Proactive, not reactive

Sound financial planning is first and foremost proactive, not reactive.

If a major event such as the loss of a job disrupts your life, then of course it might significantly impact your finances and require you to take action. However, if your financial plan has prepared for such a contingency – for example, with an emergency fund to cover six months of living costs – you are less likely to be forced into costly decisions that are not in your long-term interest.

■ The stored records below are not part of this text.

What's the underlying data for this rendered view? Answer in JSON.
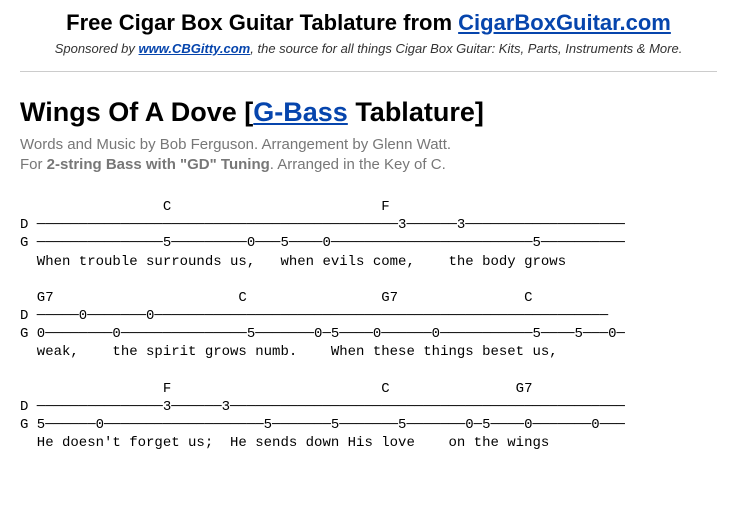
{
  "header": {
    "title_prefix": "Free Cigar Box Guitar Tablature from ",
    "title_link": "CigarBoxGuitar.com",
    "sponsor_prefix": "Sponsored by ",
    "sponsor_link": "www.CBGitty.com",
    "sponsor_suffix": ", the source for all things Cigar Box Guitar: Kits, Parts, Instruments & More."
  },
  "song": {
    "title_prefix": "Wings Of A Dove [",
    "title_link": "G-Bass",
    "title_suffix": " Tablature]",
    "credits": "Words and Music by Bob Ferguson. Arrangement by Glenn Watt.",
    "tuning_prefix": "For ",
    "tuning_bold": "2-string Bass with \"GD\" Tuning",
    "tuning_suffix": ". Arranged in the Key of C."
  },
  "tab": {
    "block1": "                 C                         F\nD ───────────────────────────────────────────3──────3───────────────────\nG ───────────────5─────────0───5────0────────────────────────5──────────\n  When trouble surrounds us,   when evils come,    the body grows",
    "block2": "  G7                      C                G7               C\nD ─────0───────0──────────────────────────────────────────────────────\nG 0────────0───────────────5───────0─5────0──────0───────────5────5───0─\n  weak,    the spirit grows numb.    When these things beset us,",
    "block3": "                 F                         C               G7\nD ───────────────3──────3───────────────────────────────────────────────\nG 5──────0───────────────────5───────5───────5───────0─5────0───────0───\n  He doesn't forget us;  He sends down His love    on the wings"
  },
  "style": {
    "link_color": "#0645ad",
    "text_color": "#000000",
    "meta_color": "#777777",
    "bg_color": "#ffffff",
    "hr_color": "#cccccc",
    "title_fontsize": 22,
    "song_title_fontsize": 27,
    "credits_fontsize": 15,
    "tab_fontsize": 14,
    "tab_font": "Courier New"
  }
}
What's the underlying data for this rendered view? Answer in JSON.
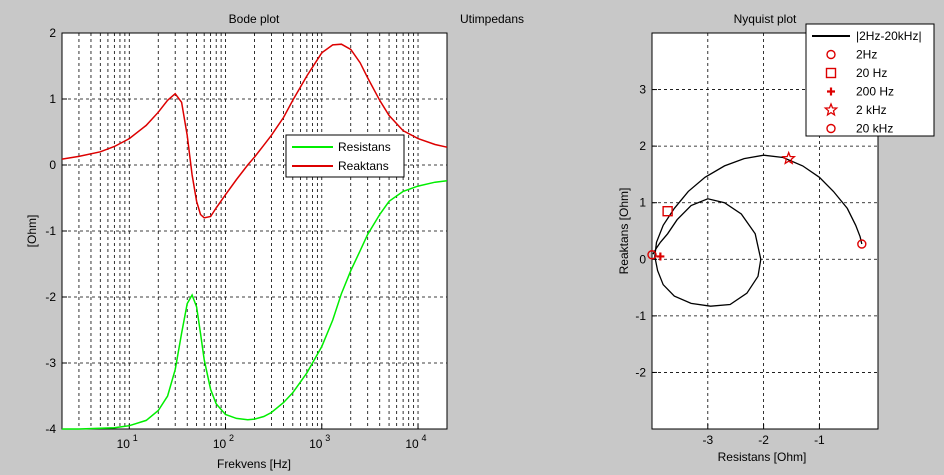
{
  "window": {
    "title": "Utimpedans"
  },
  "chart_data": [
    {
      "type": "line",
      "title": "Bode plot",
      "xlabel": "Frekvens [Hz]",
      "ylabel": "[Ohm]",
      "xscale": "log",
      "xlim": [
        2,
        20000
      ],
      "ylim": [
        -4,
        2
      ],
      "xticks": [
        {
          "base": "10",
          "exp": "1",
          "value": 10
        },
        {
          "base": "10",
          "exp": "2",
          "value": 100
        },
        {
          "base": "10",
          "exp": "3",
          "value": 1000
        },
        {
          "base": "10",
          "exp": "4",
          "value": 10000
        }
      ],
      "yticks": [
        "2",
        "1",
        "0",
        "-1",
        "-2",
        "-3",
        "-4"
      ],
      "grid": true,
      "legend": {
        "placement": "center-right",
        "entries": [
          "Resistans",
          "Reaktans"
        ]
      },
      "colors": {
        "Resistans": "#00ee00",
        "Reaktans": "#dd0000"
      },
      "x": [
        2,
        3,
        5,
        7,
        10,
        15,
        20,
        25,
        30,
        35,
        40,
        45,
        50,
        55,
        60,
        70,
        80,
        100,
        130,
        170,
        200,
        250,
        300,
        400,
        500,
        700,
        1000,
        1300,
        1600,
        2000,
        2500,
        3000,
        4000,
        5000,
        7000,
        10000,
        15000,
        20000
      ],
      "series": [
        {
          "name": "Resistans",
          "values": [
            -4.0,
            -4.0,
            -3.99,
            -3.98,
            -3.95,
            -3.87,
            -3.72,
            -3.5,
            -3.1,
            -2.55,
            -2.1,
            -1.97,
            -2.15,
            -2.55,
            -2.95,
            -3.4,
            -3.62,
            -3.78,
            -3.84,
            -3.86,
            -3.85,
            -3.81,
            -3.75,
            -3.6,
            -3.45,
            -3.15,
            -2.75,
            -2.35,
            -1.95,
            -1.6,
            -1.3,
            -1.05,
            -0.75,
            -0.55,
            -0.4,
            -0.32,
            -0.26,
            -0.24
          ]
        },
        {
          "name": "Reaktans",
          "values": [
            0.09,
            0.13,
            0.2,
            0.28,
            0.4,
            0.6,
            0.8,
            0.98,
            1.08,
            0.95,
            0.45,
            -0.15,
            -0.55,
            -0.75,
            -0.8,
            -0.78,
            -0.65,
            -0.45,
            -0.22,
            0.0,
            0.12,
            0.3,
            0.45,
            0.72,
            0.98,
            1.35,
            1.7,
            1.82,
            1.83,
            1.75,
            1.55,
            1.32,
            0.98,
            0.75,
            0.52,
            0.4,
            0.31,
            0.27
          ]
        }
      ]
    },
    {
      "type": "line",
      "title": "Nyquist plot",
      "xlabel": "Resistans [Ohm]",
      "ylabel": "Reaktans [Ohm]",
      "xlim": [
        -4,
        0.05
      ],
      "ylim": [
        -3,
        4
      ],
      "xticks": [
        "-3",
        "-2",
        "-1"
      ],
      "yticks": [
        "3",
        "2",
        "1",
        "0",
        "-1",
        "-2"
      ],
      "grid": true,
      "legend": {
        "placement": "top-right",
        "entries": [
          "|2Hz-20kHz|",
          "2Hz",
          "20 Hz",
          "200 Hz",
          "2 kHz",
          "20 kHz"
        ]
      },
      "colors": {
        "curve": "#000000",
        "markers": "#dd0000"
      },
      "series": [
        {
          "name": "|2Hz-20kHz|",
          "x": [
            -3.98,
            -3.96,
            -3.92,
            -3.85,
            -3.72,
            -3.55,
            -3.3,
            -3.0,
            -2.7,
            -2.4,
            -2.15,
            -2.05,
            -2.1,
            -2.3,
            -2.6,
            -2.95,
            -3.3,
            -3.6,
            -3.8,
            -3.9,
            -3.95,
            -3.92,
            -3.8,
            -3.6,
            -3.35,
            -3.05,
            -2.7,
            -2.35,
            -2.0,
            -1.65,
            -1.3,
            -1.0,
            -0.75,
            -0.5,
            -0.35,
            -0.27,
            -0.24
          ],
          "y": [
            0.09,
            0.13,
            0.2,
            0.3,
            0.45,
            0.7,
            0.95,
            1.07,
            1.0,
            0.8,
            0.45,
            0.0,
            -0.3,
            -0.6,
            -0.8,
            -0.83,
            -0.78,
            -0.65,
            -0.45,
            -0.2,
            0.05,
            0.3,
            0.6,
            0.9,
            1.2,
            1.45,
            1.65,
            1.78,
            1.84,
            1.8,
            1.65,
            1.45,
            1.2,
            0.9,
            0.6,
            0.4,
            0.27
          ]
        }
      ],
      "markers": [
        {
          "label": "2Hz",
          "shape": "circle",
          "x": -4.0,
          "y": 0.08
        },
        {
          "label": "20 Hz",
          "shape": "square",
          "x": -3.72,
          "y": 0.85
        },
        {
          "label": "200 Hz",
          "shape": "plus",
          "x": -3.85,
          "y": 0.05
        },
        {
          "label": "2 kHz",
          "shape": "star",
          "x": -1.55,
          "y": 1.78
        },
        {
          "label": "20 kHz",
          "shape": "circle",
          "x": -0.24,
          "y": 0.27
        }
      ]
    }
  ]
}
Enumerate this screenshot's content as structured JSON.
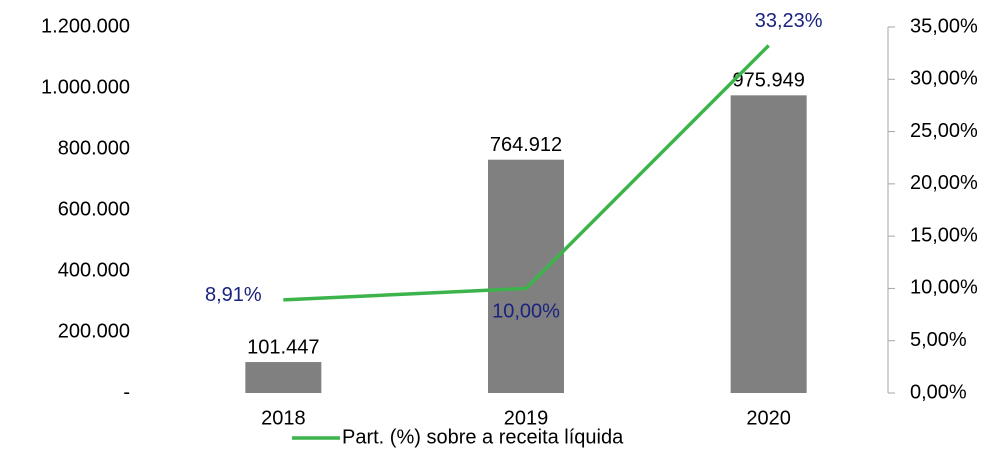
{
  "chart_data": {
    "type": "combo",
    "categories": [
      "2018",
      "2019",
      "2020"
    ],
    "series": [
      {
        "type": "bar",
        "color": "#808080",
        "values": [
          101447,
          764912,
          975949
        ],
        "value_labels": [
          "101.447",
          "764.912",
          "975.949"
        ]
      },
      {
        "name": "Part. (%) sobre a receita líquida",
        "type": "line",
        "axis": "y2",
        "color": "#3cb44b",
        "label_color": "#1a237e",
        "values": [
          8.91,
          10.0,
          33.23
        ],
        "value_labels": [
          "8,91%",
          "10,00%",
          "33,23%"
        ]
      }
    ],
    "ylim": [
      0,
      1200000
    ],
    "yticks": [
      {
        "value": 0,
        "label": "-"
      },
      {
        "value": 200000,
        "label": "200.000"
      },
      {
        "value": 400000,
        "label": "400.000"
      },
      {
        "value": 600000,
        "label": "600.000"
      },
      {
        "value": 800000,
        "label": "800.000"
      },
      {
        "value": 1000000,
        "label": "1.000.000"
      },
      {
        "value": 1200000,
        "label": "1.200.000"
      }
    ],
    "y2lim": [
      0,
      35
    ],
    "y2ticks": [
      {
        "value": 0,
        "label": "0,00%"
      },
      {
        "value": 5,
        "label": "5,00%"
      },
      {
        "value": 10,
        "label": "10,00%"
      },
      {
        "value": 15,
        "label": "15,00%"
      },
      {
        "value": 20,
        "label": "20,00%"
      },
      {
        "value": 25,
        "label": "25,00%"
      },
      {
        "value": 30,
        "label": "30,00%"
      },
      {
        "value": 35,
        "label": "35,00%"
      }
    ],
    "legend": "bottom"
  }
}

The booming stock markets in recent years lulled many of us into complacency, thinking only of the upside. The pandemic has brought those days to an abrupt end. It has also served as a reminder of the importance of proactively protecting our financial well-being with fundamentals such as diversification, insurance and long-term investing.

Different needs, different strategies

Our financial needs vary depending on our age, career stage, family situation and personal circumstances. Everyone is unique, so financial planning needs to be tailored to individual requirements.

This means that financial planning fundamentals should be customized to align strategically with your personal needs. For example:

  • Alex is 28, living and working in downtown Toronto, and saving up to buy his first condo. For Alex, financial planning fundamentals include putting in place a clear, simple plan aimed at growing his assets.
  • Eve is 42, has a thriving legal career and is concerned about saving enough for retirement. For Eve, financial planning fundamentals include safely investing for the future while freeing up more time to enjoy with her family.
  • Mike is 48, runs a profitable consulting firm and worries that his finances are not optimized. For Mike, financial planning fundamentals include identifying tax-efficient structures that will see more money staying in his pocket.
  • Alice is 67, loving retirement and eager to know that her money will not run out. For Alice, financial planning fundamentals include putting in place a plan for wealth preservation so she can enjoy peace of mind in her golden years.

Over the next four weeks, we’ll continue this Back to Basics series with a closer look at each of these four profiles.

We got this

The pandemic offers a powerful reminder of the value of going back to basics. Financial planning doesn’t have to be overly complicated, but it should be thoughtful, strategic and focused on the long term.

If the recent upheaval has you worried that you’ve missed your chance, don’t worry: it is never too late to embrace the fundamentals to stay on course toward your long-term goals.